Justice Bobde was part of the five-judge constitutional bench which heard and delivered the judgment dated 9 November 2019 on the Ram Janmabhoomi-Babri Masjid land dispute case. The bench unanimously ordered the construction of a Hindu Temple in the disputed site, while ruling that the Demolition of the Babri Masjid and the 1949 desecration of the Babri Masjid was in violation of law.

===Aadhaar===
A three judge bench of the Supreme Court of India, comprising Bobde, Jasti Chelameswar, and Chokkalingam Nagappan, ratified an earlier order of the Supreme Court and clarified that no Indian citizen without an Aadhaar card can be deprived of basic services and government subsidies.

===Anti-abortion===
A two-judge bench of the Supreme Court of India, comprising Bobde and L. Nageswara Rao in 2017, rejected a woman's plea seeking termination of her foetus, based on the medical board's report that the 26-week-old foetus had a chance of survival.

===Religious feelings===
A two-judge bench of the Supreme Court of India, comprising Bobde and L. Nageswara Rao in 2017, upheld the ban by the Karnataka Government of a book (Basava Vachana Deepthi) by Maate Mahadevi on the grounds that it outraged the religious feelings of the Veerashaiva community.

===Environment===
A three-judge bench of the Supreme Court of India, comprising Bobde, T. S. Thakur and Arjan Kumar Sikri in 2016, in relation to the extreme air pollution in the National Capital Region, suspended the sales of fire crackers in the region.

===Marital rape===
While commenting on marital rape, Bobde remarked that when a man and a woman live as husband and wife, that act of sexual intercourse between them could not be called rape.

===Rape of a minor===
Bobde was hearing an appeal against anticipatory bail given to a person accused of raping a minor.
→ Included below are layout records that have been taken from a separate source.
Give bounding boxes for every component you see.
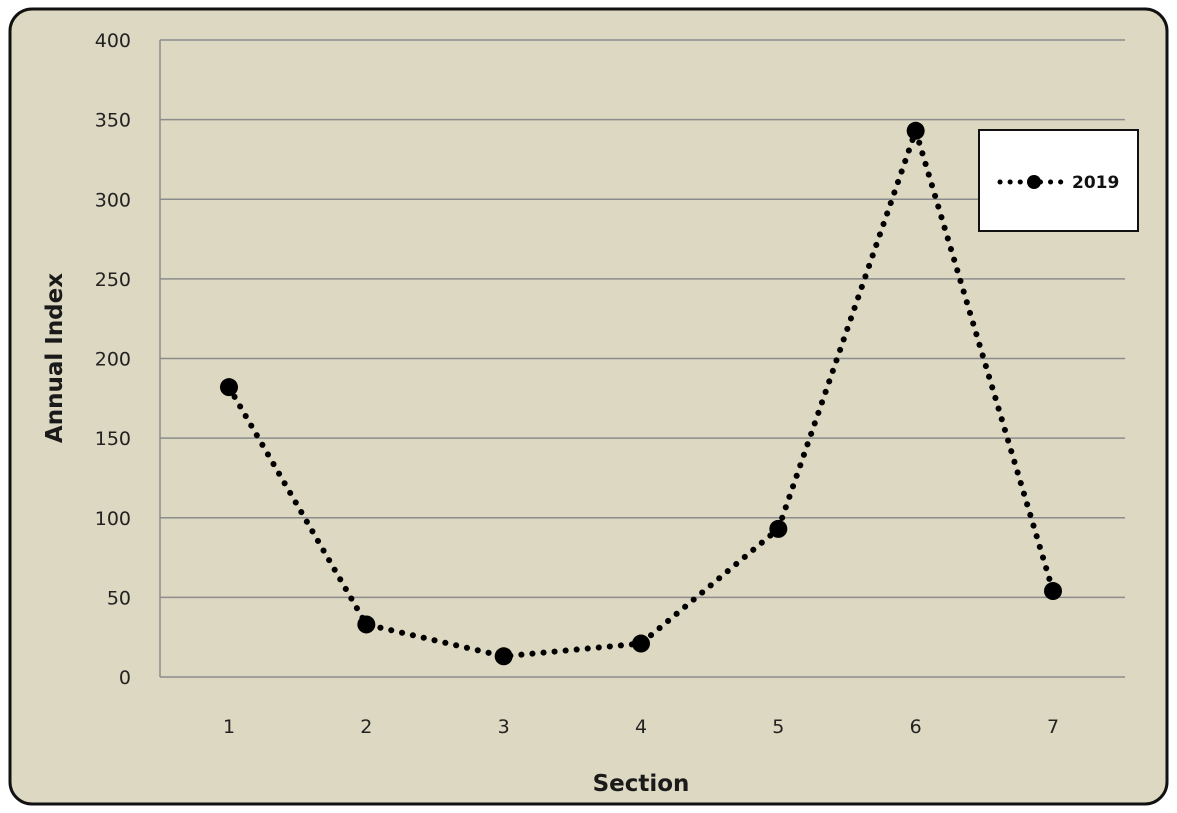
legend-box	[978, 129, 1139, 232]
data-point-5	[769, 519, 788, 538]
y-tick-label: 400	[95, 30, 131, 52]
chart-background	[8, 7, 1169, 806]
y-tick-label: 250	[95, 269, 131, 291]
x-tick-label: 4	[635, 716, 647, 738]
x-tick-label: 5	[772, 716, 784, 738]
x-tick-label: 7	[1047, 716, 1059, 738]
x-axis-title: Section	[593, 771, 690, 797]
y-tick-labels: 0 50 100 150 200 250 300 350 400	[95, 30, 131, 689]
x-tick-label: 1	[223, 716, 235, 738]
series-2019	[220, 120, 1062, 666]
data-point-1	[220, 378, 238, 397]
y-tick-label: 200	[95, 349, 131, 371]
x-tick-labels: 1 2 3 4 5 6 7	[223, 716, 1059, 738]
data-point-7	[1044, 582, 1062, 601]
y-tick-label: 300	[95, 189, 131, 211]
x-tick-label: 6	[910, 716, 922, 738]
data-point-3	[494, 647, 513, 666]
y-tick-label: 100	[95, 508, 131, 530]
y-axis-title: Annual Index	[42, 273, 68, 443]
y-tick-label: 50	[107, 587, 131, 609]
y-tick-label: 0	[119, 667, 131, 689]
data-point-6	[906, 121, 925, 140]
y-tick-label: 150	[95, 428, 131, 450]
x-tick-label: 2	[360, 716, 372, 738]
legend-label-2019: 2019	[1072, 173, 1119, 193]
legend: 2019	[978, 129, 1139, 232]
data-point-4	[632, 634, 650, 653]
gridlines	[160, 39, 1125, 678]
legend-marker	[1027, 175, 1041, 189]
x-tick-label: 3	[498, 716, 510, 738]
data-point-2	[357, 615, 376, 634]
y-tick-label: 350	[95, 110, 131, 132]
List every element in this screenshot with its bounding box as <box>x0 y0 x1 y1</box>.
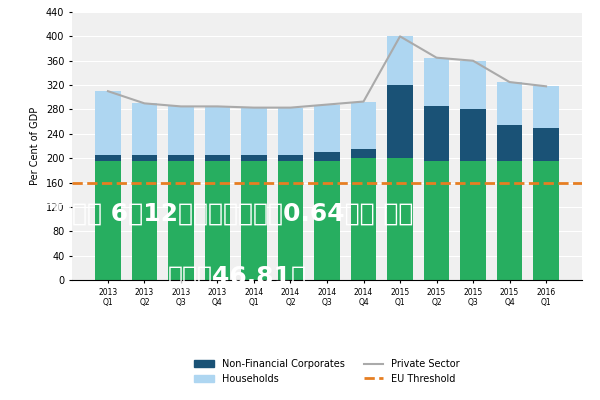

During oral arguments Bobde asked the defendant "Will you marry her?". Following this exchange, women's rights and progressive groups called Bobde to step down for asking the accused rapist to marry the victim to avoid punishment.

===Appointment of High Court Judges===
A three-judge bench of CJI Bobde and Justices Sanjay Kishan Kaul and Surya Kant issued binding directions to streamline the appointment of high court judges, within specified timelines.